Flexible Staggered Hours
The Covid-19 outbreak made us more aware and health conscious. When people are returning to the office, companies are making sure that the desks and furniture are arranged for social distancing. There are serious discussions about mask mandates and mandatory vaccinations. Given the concern of not having too many people in close proximity, wouldn’t it make sense for companies to offer flexible work schedules?
Let’s say there are dual-working parents with demanding jobs. One of the parents could start their day at about 10:00 am after dropping the kids off at school. She’d stay at the office until around 6:00 pm At the end of the workday, at about 3:00 pm or 4:00 pm, her husband would leave to pick their child up from daycare or preschool.
A big issue during the pandemic was that many working mothers felt the pressure to leave their jobs to take care of children. It was particularly challenging as public schools closed and the kids had to endure irritating online video classes that necessitated parental help. A flexible and staggered work schedule would smooth out these types of problems.
Intuitively, we could all probably agree, commuting back and forth to an office, which could take up to three hours each day, leaves people exhausted. Once at home, there’s barely enough time for some dinner and little left over for quality time with the family. Add on all of the daily pressures of life and work, it’s easy to see why Americans experience so much stress, alcohol and drug abuse and a high divorce rate.
By offering remote work, abbreviated workdays and shortened workweeks, it could change our entire society. People will become more relaxed. They’ll have a greater say and control over their lives. They won’t feel imprisoned in gleaming skyscrapers, surrounded by crowded, dirty cities.

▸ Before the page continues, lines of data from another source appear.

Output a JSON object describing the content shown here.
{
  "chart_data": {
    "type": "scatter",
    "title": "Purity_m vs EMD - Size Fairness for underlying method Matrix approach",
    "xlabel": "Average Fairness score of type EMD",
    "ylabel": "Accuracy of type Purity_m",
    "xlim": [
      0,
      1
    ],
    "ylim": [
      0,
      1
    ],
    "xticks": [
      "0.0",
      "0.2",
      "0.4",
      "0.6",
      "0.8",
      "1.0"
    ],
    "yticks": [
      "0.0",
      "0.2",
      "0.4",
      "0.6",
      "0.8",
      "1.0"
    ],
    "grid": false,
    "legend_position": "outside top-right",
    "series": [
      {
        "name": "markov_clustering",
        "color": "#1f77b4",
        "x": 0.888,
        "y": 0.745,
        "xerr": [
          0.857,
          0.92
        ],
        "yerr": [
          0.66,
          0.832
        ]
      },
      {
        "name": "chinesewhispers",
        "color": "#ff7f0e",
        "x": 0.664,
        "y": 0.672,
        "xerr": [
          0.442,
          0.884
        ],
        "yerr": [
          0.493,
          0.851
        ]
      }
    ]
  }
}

It would help both the workers and management. We all know that we hit a wall after staring at a computer screen for hours on end. There comes a point of diminishing returns. We’d be better off getting into the flow, do the best we can, then call it a day and come in fresh the next morning or afternoon.
This trend aligns with the changing demands of the workforce in a hot job market. The gig economy has made it more mainstream to work where and when you want. Remote, hybrid, flexible staggered hours, job sharing, four-day workweeks, five-hour days, hot desks and other initiatives are being tried out by companies to enhance employee happiness and retain talent. For many, having these options will provide for a healthier work-life balance. These trends will quickly accelerate as companies recognize it’s a great, smart way to attract and retain workers.